"There'll be nothing there to eat," declared Mark. "If there ever was anything, it's now stone. Think of a loaf of bread like a brick, and a chunk of meat like some great rock!"

"Let's go down, anyhow," added Andy, and they advanced.

As they got down into the streets, the weird effect came over them more strongly. It was as if they had suddenly entered some large town, and at their advent every living person had been turned into an image.

"Wonderful, wonderful!" murmured Jack.

"I've read of the uncovering of the ancient buried cities, and how they found women in the kitchen baking bread, and men at their work, but this goes ahead of that, for here the people are not dust—they are statues!"

"It certainly is wonderful," agreed Mark. "I only wish the two
professors could see this. They could write several books about it.
This proves that the moon was once inhabited, though it is dead now.
The projectile should have come to this part of the moon."

"Maybe they'll bring it here, when we get back and tell them what we've seen," suggested Jack.
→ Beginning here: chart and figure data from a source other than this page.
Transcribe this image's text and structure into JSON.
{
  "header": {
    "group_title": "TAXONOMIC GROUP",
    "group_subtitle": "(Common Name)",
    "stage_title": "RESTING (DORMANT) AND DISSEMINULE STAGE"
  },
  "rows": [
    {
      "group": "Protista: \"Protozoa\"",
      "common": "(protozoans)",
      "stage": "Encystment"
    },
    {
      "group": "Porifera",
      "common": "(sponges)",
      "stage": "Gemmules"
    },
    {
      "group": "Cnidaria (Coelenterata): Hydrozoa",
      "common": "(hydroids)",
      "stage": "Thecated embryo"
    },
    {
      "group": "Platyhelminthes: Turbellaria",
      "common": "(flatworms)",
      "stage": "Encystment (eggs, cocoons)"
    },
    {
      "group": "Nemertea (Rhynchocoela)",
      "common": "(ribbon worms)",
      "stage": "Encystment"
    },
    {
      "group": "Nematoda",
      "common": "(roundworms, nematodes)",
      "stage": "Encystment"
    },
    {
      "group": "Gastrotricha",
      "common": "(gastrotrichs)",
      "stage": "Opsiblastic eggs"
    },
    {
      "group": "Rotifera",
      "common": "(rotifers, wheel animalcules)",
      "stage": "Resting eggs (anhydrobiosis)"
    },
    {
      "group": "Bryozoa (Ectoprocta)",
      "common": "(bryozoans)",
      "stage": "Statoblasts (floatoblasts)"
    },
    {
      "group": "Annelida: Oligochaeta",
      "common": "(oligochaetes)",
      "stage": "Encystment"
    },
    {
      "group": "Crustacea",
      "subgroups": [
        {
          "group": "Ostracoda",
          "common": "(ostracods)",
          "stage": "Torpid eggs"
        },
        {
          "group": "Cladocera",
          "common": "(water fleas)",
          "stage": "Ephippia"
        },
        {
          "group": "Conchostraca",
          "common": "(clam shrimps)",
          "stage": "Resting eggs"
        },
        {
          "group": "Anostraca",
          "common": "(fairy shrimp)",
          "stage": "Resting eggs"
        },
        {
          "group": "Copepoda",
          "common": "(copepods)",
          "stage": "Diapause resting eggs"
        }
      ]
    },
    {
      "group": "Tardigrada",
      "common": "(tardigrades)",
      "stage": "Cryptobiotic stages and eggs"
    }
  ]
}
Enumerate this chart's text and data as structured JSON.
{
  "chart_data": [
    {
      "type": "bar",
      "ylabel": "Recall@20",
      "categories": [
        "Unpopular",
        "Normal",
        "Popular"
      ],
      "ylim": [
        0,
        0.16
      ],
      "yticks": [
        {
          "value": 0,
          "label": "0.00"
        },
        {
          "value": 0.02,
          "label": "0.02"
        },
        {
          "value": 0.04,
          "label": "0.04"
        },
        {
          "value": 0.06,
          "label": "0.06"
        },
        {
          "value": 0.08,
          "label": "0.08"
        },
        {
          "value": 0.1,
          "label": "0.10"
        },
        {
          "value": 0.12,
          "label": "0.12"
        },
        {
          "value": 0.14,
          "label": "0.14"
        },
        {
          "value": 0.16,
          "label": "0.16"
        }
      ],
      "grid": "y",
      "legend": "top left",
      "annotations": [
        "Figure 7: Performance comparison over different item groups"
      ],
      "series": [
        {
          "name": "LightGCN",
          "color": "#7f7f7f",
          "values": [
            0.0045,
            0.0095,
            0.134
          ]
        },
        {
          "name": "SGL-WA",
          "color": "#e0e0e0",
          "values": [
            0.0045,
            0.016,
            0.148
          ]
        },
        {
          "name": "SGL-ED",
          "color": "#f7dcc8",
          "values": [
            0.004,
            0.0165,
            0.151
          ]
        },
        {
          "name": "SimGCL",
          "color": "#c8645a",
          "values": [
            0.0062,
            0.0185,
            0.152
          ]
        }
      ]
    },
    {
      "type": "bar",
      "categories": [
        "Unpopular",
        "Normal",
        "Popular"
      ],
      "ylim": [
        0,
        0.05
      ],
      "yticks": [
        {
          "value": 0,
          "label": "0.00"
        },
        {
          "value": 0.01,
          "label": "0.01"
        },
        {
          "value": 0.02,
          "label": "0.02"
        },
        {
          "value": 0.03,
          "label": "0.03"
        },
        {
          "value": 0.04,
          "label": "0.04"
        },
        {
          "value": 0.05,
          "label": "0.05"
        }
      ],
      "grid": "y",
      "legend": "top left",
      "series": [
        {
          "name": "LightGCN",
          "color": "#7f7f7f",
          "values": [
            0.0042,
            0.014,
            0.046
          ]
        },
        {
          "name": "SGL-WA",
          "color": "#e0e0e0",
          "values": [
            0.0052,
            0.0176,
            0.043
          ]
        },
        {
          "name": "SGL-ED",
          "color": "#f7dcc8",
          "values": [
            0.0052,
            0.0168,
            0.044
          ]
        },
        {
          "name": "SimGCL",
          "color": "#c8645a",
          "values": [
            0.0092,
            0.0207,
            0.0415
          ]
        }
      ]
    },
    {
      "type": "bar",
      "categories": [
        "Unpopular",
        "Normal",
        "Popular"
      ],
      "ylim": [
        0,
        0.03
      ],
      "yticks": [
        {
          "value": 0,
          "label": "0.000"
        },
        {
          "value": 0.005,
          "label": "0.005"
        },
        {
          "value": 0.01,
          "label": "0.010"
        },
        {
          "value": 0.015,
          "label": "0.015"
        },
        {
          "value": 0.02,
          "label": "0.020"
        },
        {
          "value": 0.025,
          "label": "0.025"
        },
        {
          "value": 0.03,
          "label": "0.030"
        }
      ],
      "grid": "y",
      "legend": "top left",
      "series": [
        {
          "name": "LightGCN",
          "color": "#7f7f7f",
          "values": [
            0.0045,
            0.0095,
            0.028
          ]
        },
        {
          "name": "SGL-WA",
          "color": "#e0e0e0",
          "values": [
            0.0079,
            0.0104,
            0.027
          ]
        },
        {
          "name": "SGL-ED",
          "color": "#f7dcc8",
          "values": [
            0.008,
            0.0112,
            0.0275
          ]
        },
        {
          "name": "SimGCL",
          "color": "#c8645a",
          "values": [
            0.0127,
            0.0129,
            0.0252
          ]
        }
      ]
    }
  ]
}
"Yes, if we ever do get back," went on his chum, with a return of his gloomy thoughts.

The strangeness of the scenes all about them can scarcely be imagined. Think of looking at a city street teeming with life, men and women hurrying here and there, dogs running about, children at their play, and then suddenly seeing that same street become as dead as some mountain, with the people represented as stones on that same mountain, and you can get some idea of what our friends looked upon.

Here was a woman, looking in a store window, probably at some bargains, though even the very window and store itself was now stone, and the woman was like a block of marble. Near her was a little child, also turned to stone, and there were a number of men, standing together on a street corner as if they had been talking politics when the calamity overtook them.